Notwithstanding its errors, especially in Greek history where he was obliged to depend upon secondhand information, Baronio's work stands as an honest attempt at historiography. Sarpi, in urging Casaubon to write a refutation of the Annales, warned him never to accuse or suspect Baronio of bad faith.

Baronio also undertook a new edition of the Roman Martyrology (1586). In the course of his work he applied critical considerations in removing entries he considered implausible for historical reasons, and added or corrected others according to what he found in the sources to which he had access. He is also considered as saying, cited in the context of the controversies about the work of Copernicus and Galileo, "The Bible teaches us how to go to heaven, not how the heavens go." This remark, which probably Baronio (according to some) made in conversation with Galileo, before the controversy, as he died before it, was cited by the latter (without precise attribution) in his Letter to the Grand Duchess Christina (1615).

At the time of the Venetian Interdict, Baronio published a pamphlet, Paraenesis ad rempublicam Venetam (1606).

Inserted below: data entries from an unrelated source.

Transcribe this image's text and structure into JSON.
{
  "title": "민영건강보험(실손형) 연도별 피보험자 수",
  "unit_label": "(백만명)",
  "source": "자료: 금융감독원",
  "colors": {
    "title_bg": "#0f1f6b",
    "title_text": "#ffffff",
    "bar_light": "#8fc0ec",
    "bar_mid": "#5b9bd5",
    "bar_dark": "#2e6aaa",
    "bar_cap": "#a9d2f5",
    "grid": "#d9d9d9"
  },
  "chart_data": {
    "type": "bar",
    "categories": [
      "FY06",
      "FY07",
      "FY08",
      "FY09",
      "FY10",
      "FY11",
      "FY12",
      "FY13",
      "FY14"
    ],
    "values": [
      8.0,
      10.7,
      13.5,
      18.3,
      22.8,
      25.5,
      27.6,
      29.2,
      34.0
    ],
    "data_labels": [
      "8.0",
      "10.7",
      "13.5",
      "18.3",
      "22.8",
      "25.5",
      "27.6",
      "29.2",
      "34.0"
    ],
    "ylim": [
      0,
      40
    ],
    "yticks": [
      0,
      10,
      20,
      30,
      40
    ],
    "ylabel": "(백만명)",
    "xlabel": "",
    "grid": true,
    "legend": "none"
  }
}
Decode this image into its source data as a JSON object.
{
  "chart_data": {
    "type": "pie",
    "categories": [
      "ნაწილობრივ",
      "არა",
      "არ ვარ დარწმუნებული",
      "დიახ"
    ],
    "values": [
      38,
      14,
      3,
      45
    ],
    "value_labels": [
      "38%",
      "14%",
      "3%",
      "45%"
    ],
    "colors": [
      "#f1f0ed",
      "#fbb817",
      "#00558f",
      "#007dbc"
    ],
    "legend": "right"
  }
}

It took a stringent papalist line on the crisis. It was answered in the same year by the Antiparaenesis ad Caesarem Baronium of Nicolò Crasso.

==Biographies==
A Latin biography of Baronio by the oratorian Hieronymus Barnabeus (Girolamo Barnabeo or Barnabò) appeared in 1651 as Vita Caesaris Baronii. Another Oratorian, Raymundus Albericus (Raimondo Alberici), edited three volumes of Baronio's correspondence from 1759. There are other biographies by Amabel Kerr (1898), and by Generoso Calenzio (La vita e gli scritti del cardinale Cesare Baronio, Rome 1907). The works of Mario Borrelli also contributed to the biographia of Baronius.

==Beatification==
Baronio left a reputation for sanctity, which led Pope Benedict XIV to approve the introductions of his cause for canonization; Baronio was proclaimed "Venerable" on 12 January 1745.

In 2007, on the 400th anniversary of his death, a petition was presented by the Procurator General of the Oratory of St Philip Neri. to reopen the cause for his canonization.

==Notes==

 The Latin rendition of his name — Caesar Baronius — is the name by which he was known in most of his writings and correspondences, as clerics, academics, and scholars of his contemporary early modern period primarily communicated and published in Latin.